Version pinning, proxy monitoring, manual CHANGELOG diffing — these are user-side defenses against a problem that vendors should solve structurally.
Every company shipping AI-powered CLI/IDE tools needs an official LTS (Long-Term Support) channel.
Not just Anthropic — this applies to Cursor, GitHub Copilot, Windsurf, Cline, and every tool that intercepts a developer’s workflow.
Why User-Side Pinning Is Not Enough
My setup works: pin v2.1.109, set DISABLE_AUTOUPDATER=1, monitor with a proxy.
But this approach:
- Doesn’t scale. Most users don’t run transparent proxies or read CHANGELOGs. They just notice “it got worse” and can’t diagnose why.
- Is adversarial. I’m fighting my own tool’s update mechanism. The tool actively wants to be on latest — auto-updater, deprecation timers, feature flags that assume current version.
- Has an expiration date. Opus 4.6 retires February 2027. Old client versions will eventually hit API incompatibilities. There’s no guarantee a pinned version keeps working.
- Shifts responsibility to users. If a vendor ships a breaking change, the user who didn’t pin is blamed for not pinning. That’s backwards.
What Official LTS Looks Like
The model already exists in every serious software ecosystem — Node.js, Ubuntu, PostgreSQL, Java.
For AI developer tools:
| Feature | Current Reality | LTS Channel |
|---|---|---|
| Update cadence | Continuous (daily releases) | Quarterly security/stability patches only |
| Model changes | Any time, no opt-in | Frozen model for LTS duration, explicit migration path |
| System prompt changes | Invisible, unrecorded | Documented, opt-in for LTS users |
| Breaking behavior changes | Shipped without notice | Require explicit migration (deprecation → removal cycle) |
| Minimum support window | “Not sooner than” deprecation date | Guaranteed 12-month minimum from LTS release |
| Rollback | User responsibility (pin + proxy) | Vendor-provided: claude --channel lts or equivalent |
The Business Case
This isn’t altruism — it’s retention:
- Enterprise trust. No enterprise will depend on a tool that silently changes behavior. Official LTS = enterprise-ready. Without it, every procurement team adds “vendor instability” to their risk matrix.
- Reduced support load. Half of Anthropic’s 100+ Opus 4.7 issues are users confused by unannounced changes. A stable channel eliminates this category entirely.
- Competitive differentiation. The first AI coding tool to offer genuine LTS wins the “production infrastructure” market segment. Right now, all of them are optimized for demo-day, not day-200.
What I’m Asking For
To Anthropic, and to every company shipping AI developer tools:
- An official LTS channel with a guaranteed support window (12+ months)

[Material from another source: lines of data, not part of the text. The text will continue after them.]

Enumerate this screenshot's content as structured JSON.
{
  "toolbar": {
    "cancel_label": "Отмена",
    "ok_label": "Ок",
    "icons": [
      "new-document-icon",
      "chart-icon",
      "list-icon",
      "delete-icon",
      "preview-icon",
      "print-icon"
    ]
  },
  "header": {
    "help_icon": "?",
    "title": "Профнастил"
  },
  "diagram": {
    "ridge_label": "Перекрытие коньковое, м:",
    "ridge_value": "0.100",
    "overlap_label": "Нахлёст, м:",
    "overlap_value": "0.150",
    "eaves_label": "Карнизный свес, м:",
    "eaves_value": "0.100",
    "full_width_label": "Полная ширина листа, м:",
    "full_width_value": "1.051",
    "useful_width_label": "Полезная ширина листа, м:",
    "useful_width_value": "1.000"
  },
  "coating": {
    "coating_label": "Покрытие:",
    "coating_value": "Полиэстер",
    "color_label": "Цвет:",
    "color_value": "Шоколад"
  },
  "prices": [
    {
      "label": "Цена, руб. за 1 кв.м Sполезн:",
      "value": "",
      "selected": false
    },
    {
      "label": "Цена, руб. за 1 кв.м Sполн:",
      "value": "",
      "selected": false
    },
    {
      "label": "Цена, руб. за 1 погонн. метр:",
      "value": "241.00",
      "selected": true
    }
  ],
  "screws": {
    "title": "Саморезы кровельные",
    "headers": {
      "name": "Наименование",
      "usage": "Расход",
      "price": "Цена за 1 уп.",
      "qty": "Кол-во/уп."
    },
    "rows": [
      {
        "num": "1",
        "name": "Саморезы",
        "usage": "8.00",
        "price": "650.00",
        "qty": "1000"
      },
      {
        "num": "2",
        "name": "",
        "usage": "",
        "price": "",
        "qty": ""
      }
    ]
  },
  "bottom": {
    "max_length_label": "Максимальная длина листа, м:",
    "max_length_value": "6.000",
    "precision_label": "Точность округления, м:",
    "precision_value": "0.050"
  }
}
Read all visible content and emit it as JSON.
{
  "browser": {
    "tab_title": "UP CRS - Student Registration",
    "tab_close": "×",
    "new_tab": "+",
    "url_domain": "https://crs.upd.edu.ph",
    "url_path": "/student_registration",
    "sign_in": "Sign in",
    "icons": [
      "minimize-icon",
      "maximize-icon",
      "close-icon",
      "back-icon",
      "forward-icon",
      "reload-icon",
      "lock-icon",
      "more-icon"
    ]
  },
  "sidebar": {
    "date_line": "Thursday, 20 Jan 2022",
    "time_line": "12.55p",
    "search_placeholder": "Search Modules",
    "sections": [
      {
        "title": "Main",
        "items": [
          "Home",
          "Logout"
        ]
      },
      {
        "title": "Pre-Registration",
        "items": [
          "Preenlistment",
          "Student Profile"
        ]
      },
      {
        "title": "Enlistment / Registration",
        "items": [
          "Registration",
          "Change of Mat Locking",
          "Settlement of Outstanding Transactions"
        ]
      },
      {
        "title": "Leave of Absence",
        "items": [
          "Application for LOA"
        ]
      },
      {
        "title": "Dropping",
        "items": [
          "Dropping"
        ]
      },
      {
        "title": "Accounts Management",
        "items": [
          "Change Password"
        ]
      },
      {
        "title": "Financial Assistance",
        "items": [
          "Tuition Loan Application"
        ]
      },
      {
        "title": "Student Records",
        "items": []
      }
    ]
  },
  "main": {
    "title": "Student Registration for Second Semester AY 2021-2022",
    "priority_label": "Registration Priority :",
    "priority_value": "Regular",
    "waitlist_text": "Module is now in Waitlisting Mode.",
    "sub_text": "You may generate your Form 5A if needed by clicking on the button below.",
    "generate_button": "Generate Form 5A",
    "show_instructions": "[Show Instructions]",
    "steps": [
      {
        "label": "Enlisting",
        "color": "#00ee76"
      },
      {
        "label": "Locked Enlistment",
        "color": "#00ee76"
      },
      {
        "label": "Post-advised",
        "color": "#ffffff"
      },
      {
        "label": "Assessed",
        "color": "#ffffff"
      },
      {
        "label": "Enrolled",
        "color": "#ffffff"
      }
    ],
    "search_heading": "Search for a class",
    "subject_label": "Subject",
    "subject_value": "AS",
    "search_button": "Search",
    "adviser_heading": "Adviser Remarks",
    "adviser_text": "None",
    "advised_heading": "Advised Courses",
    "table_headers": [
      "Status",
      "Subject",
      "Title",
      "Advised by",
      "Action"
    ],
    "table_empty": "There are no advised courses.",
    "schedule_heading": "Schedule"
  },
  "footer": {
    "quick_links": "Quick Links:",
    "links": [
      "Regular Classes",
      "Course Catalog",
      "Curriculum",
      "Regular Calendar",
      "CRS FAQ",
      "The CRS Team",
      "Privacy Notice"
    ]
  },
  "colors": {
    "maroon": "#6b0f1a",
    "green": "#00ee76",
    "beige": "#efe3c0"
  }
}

- No invisible behavior changes on the LTS channel — every change documented, no stealth system prompt modifications
- Model version guarantee — LTS users stay on the model they chose until they explicitly migrate
- Rollback mechanism — not “pin a version and hope,” but vendor-supported channel switching
- Transparent CHANGELOG that covers system prompt changes, not just client code changes
The current situation — where users must reverse-engineer proxy data to understand why their tool degraded —
is not a sustainable relationship between vendors and professional developers.
Evidence
- Full cross-check (36 claims verified): 17_OPUS-47-POSTMORTEM-ANALYSIS.md
- Opus 4.7 technical advisory: 16_OPUS-47-ADVISORY.md
- 42K API call analysis: 01_BUGS.md
- DATASET.md (4 independent datasets): DATASET.md
Independent analysis based on 42,363 proxy-captured API calls, 36-claim cross-check of the postmortem, and 9 open GitHub issues.
Not affiliated with or endorsed by Anthropic.